After evaluation completes, results are in <output_dir>/eval-results/:

<output_dir>/
└── eval-results/
    └── eval_kit.LibriSpeech_test_clean/
        ├── output.jsonl              # Per-sample results (generation + expected_answer)
        ├── eval_kit_metrics.json     # Aggregate metrics from VLMEvalKit
        └── metrics.json              # NeMo Skills summary

The eval_kit_metrics.json contains VLMEvalKit's computed metrics. For ASR benchmarks this is typically:

{
  "result": "              Dataset   WER (%) Metric\n0  LibriSpeechDataset  1.555811    WER"
}

Troubleshooting

No module named 'megatron.core'

The MEGATRON_PATH or PYTHONPATH is not set correctly in the cluster config env_vars. Ensure both point to a Megatron-LM installation that contains megatron/core/.
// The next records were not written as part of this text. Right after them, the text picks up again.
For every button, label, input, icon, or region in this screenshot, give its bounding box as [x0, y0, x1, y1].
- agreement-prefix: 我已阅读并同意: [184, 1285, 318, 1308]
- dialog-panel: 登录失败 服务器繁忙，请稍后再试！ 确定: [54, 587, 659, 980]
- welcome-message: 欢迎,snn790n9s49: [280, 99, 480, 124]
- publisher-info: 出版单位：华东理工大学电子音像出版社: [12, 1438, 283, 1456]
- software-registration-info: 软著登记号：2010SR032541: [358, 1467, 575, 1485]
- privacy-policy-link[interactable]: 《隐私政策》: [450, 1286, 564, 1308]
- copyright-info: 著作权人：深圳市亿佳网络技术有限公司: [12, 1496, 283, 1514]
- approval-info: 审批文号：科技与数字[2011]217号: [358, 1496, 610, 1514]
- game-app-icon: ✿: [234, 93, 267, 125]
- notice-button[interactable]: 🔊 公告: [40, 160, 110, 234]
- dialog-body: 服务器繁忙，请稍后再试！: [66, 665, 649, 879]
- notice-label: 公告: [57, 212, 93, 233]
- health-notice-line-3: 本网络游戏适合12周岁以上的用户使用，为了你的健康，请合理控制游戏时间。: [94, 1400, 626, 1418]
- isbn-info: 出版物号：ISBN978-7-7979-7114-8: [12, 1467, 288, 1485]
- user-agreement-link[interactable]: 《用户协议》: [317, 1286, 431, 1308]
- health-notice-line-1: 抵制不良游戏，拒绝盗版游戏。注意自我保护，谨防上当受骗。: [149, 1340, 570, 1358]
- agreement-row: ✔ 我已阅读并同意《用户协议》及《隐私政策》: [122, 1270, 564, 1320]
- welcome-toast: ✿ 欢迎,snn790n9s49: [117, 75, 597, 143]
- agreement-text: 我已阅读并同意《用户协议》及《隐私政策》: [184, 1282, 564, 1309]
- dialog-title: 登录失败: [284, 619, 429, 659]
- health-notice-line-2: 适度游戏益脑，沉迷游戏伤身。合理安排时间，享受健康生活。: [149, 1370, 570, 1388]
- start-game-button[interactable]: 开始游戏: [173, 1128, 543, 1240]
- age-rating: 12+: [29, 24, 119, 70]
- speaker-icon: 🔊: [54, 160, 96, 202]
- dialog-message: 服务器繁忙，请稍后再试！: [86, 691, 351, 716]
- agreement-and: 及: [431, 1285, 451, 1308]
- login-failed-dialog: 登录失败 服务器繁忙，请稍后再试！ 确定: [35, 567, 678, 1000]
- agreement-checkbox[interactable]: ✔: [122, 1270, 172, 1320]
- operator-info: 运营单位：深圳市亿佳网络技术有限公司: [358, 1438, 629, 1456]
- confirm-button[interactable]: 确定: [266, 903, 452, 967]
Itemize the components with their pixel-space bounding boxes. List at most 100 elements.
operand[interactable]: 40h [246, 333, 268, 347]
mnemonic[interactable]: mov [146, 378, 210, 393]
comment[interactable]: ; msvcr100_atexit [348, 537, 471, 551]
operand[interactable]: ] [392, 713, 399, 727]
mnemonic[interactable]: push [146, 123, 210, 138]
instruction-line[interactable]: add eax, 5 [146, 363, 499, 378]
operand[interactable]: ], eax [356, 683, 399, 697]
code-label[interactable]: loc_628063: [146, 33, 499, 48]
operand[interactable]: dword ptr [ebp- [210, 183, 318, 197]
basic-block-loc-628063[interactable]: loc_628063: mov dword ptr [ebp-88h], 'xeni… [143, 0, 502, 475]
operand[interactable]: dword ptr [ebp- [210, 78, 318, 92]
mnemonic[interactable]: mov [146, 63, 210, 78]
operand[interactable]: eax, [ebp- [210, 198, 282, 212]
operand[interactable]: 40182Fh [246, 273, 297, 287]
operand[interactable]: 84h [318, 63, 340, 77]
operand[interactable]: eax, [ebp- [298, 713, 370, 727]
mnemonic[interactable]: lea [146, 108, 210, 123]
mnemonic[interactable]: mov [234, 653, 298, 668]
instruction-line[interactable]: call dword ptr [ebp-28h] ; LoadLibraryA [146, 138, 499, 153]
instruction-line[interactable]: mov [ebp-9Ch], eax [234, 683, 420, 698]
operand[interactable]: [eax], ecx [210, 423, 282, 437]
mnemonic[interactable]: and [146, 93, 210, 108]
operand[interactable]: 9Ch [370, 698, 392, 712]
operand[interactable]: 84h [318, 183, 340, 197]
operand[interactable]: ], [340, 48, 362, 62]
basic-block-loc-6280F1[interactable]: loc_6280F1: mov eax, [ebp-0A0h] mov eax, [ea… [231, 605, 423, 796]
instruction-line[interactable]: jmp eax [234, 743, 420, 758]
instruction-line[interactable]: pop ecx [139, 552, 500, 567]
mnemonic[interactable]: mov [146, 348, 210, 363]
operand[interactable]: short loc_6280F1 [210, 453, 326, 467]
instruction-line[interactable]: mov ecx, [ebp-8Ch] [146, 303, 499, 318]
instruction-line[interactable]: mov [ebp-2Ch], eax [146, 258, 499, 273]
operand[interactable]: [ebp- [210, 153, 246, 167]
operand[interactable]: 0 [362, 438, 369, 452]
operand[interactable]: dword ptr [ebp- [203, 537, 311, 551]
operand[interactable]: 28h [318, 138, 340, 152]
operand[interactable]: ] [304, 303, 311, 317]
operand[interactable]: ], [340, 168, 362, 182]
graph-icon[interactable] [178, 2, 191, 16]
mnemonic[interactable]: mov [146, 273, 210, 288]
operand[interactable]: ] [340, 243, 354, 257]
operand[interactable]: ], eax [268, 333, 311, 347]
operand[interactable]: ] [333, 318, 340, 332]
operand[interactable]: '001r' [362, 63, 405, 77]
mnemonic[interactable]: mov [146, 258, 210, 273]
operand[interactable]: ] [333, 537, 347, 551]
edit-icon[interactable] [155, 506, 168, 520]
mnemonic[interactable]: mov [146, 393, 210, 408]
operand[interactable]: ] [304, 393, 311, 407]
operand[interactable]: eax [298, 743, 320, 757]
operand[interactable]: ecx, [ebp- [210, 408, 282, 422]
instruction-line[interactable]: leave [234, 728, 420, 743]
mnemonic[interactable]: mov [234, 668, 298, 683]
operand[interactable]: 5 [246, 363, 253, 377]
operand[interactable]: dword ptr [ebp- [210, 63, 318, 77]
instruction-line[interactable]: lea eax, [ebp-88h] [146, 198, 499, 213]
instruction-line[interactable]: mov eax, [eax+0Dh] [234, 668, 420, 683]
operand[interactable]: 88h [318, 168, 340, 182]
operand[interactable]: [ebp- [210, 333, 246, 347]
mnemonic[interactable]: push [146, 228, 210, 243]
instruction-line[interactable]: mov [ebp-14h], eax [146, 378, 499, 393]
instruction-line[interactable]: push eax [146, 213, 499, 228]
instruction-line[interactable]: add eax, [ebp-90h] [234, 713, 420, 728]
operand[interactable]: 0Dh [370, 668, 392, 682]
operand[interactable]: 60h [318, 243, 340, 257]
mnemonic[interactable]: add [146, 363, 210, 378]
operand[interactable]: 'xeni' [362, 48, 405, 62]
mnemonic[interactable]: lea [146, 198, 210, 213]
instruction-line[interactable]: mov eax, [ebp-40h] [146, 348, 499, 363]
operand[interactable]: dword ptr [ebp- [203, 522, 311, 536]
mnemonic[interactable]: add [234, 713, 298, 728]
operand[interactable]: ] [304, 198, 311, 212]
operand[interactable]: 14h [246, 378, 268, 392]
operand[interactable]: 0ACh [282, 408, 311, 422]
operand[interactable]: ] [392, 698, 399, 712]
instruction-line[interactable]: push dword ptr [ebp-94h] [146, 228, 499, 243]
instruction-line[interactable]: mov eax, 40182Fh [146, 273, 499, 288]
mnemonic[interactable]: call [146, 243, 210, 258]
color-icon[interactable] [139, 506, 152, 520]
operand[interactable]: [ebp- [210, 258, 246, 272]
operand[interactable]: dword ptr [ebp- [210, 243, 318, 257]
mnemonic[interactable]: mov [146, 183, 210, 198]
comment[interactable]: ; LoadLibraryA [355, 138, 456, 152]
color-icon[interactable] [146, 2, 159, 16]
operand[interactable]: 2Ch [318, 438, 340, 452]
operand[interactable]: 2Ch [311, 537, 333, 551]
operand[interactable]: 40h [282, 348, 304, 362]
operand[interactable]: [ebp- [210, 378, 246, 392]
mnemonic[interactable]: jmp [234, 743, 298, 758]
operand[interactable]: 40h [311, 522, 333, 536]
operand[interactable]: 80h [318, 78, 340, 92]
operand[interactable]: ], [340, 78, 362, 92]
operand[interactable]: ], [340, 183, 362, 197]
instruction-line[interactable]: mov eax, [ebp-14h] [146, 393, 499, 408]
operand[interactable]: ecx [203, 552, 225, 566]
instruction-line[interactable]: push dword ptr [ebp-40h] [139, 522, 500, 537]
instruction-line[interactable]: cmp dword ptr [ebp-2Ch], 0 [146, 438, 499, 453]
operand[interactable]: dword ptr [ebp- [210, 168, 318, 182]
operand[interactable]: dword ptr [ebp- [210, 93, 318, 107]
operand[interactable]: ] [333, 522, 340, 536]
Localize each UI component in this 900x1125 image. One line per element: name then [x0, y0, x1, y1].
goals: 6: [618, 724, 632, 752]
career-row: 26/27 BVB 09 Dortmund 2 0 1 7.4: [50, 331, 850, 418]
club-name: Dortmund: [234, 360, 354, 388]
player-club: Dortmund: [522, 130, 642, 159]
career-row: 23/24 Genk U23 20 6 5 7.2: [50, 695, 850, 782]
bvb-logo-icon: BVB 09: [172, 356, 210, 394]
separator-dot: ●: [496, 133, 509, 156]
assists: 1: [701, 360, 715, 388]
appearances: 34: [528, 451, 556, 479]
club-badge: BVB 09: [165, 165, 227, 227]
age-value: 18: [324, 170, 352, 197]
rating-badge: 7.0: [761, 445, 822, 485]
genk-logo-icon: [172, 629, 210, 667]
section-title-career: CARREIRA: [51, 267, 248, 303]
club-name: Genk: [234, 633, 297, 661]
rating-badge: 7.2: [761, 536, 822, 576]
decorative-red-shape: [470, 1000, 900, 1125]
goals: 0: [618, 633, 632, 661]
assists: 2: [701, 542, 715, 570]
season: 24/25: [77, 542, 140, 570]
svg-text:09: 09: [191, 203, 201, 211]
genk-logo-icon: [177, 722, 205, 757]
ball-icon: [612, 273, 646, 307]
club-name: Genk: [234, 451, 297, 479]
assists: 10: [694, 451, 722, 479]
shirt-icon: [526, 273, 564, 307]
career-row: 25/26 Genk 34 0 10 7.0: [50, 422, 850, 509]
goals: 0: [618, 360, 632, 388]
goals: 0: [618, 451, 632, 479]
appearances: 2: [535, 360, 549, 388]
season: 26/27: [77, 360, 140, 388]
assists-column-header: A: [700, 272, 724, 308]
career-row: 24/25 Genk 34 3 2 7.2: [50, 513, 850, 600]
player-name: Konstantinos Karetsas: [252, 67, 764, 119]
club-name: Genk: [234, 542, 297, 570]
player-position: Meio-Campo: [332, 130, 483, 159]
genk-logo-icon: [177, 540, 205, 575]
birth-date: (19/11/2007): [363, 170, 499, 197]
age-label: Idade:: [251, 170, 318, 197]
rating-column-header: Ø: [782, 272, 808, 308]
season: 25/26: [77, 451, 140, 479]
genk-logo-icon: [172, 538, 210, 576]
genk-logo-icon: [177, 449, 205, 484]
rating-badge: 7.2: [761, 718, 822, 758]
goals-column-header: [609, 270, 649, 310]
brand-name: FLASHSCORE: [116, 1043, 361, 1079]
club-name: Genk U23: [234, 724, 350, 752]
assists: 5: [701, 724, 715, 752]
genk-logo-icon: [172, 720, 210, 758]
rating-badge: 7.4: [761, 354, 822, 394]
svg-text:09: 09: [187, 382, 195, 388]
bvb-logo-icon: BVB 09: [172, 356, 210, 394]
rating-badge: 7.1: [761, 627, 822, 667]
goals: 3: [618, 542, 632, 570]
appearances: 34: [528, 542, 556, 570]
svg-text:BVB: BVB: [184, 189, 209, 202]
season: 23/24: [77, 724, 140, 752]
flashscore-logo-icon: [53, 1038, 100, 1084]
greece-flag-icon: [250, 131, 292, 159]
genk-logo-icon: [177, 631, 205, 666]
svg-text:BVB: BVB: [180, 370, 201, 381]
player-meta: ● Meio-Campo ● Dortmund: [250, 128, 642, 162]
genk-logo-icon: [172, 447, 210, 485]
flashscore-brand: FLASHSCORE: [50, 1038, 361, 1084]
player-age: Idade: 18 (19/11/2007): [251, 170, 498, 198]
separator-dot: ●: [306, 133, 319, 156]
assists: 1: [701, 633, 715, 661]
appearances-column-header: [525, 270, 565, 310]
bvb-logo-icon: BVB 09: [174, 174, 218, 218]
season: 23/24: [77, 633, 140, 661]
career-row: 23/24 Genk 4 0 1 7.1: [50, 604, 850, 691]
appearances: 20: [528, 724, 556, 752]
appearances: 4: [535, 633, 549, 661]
env variable RD_TABLEBENCH_SRC is missing

Some VLMEvalKit versions have a hard assert on this environment variable at import time. Fix: use the stable VLMEvalKitMcore version, or set RD_TABLEBENCH_SRC=/tmp in your cluster config env_vars.

ModuleNotFoundError: No module named 'vlmeval'

The NEMO_SKILLS_VLMEVALKIT_PATH was not set when you ran ns eval, so the vlmeval/ directory was not packaged. Set it and re-run:

export NEMO_SKILLS_VLMEVALKIT_PATH=/path/to/VLMEvalKitMcore
ns eval ...

Installation command for missing dependencies

If the eval_kit container is missing some Python packages, use --installation_command:

--installation_command "pip install --no-deps pylatexenc==2.10"

This runs inside the container before the main task starts.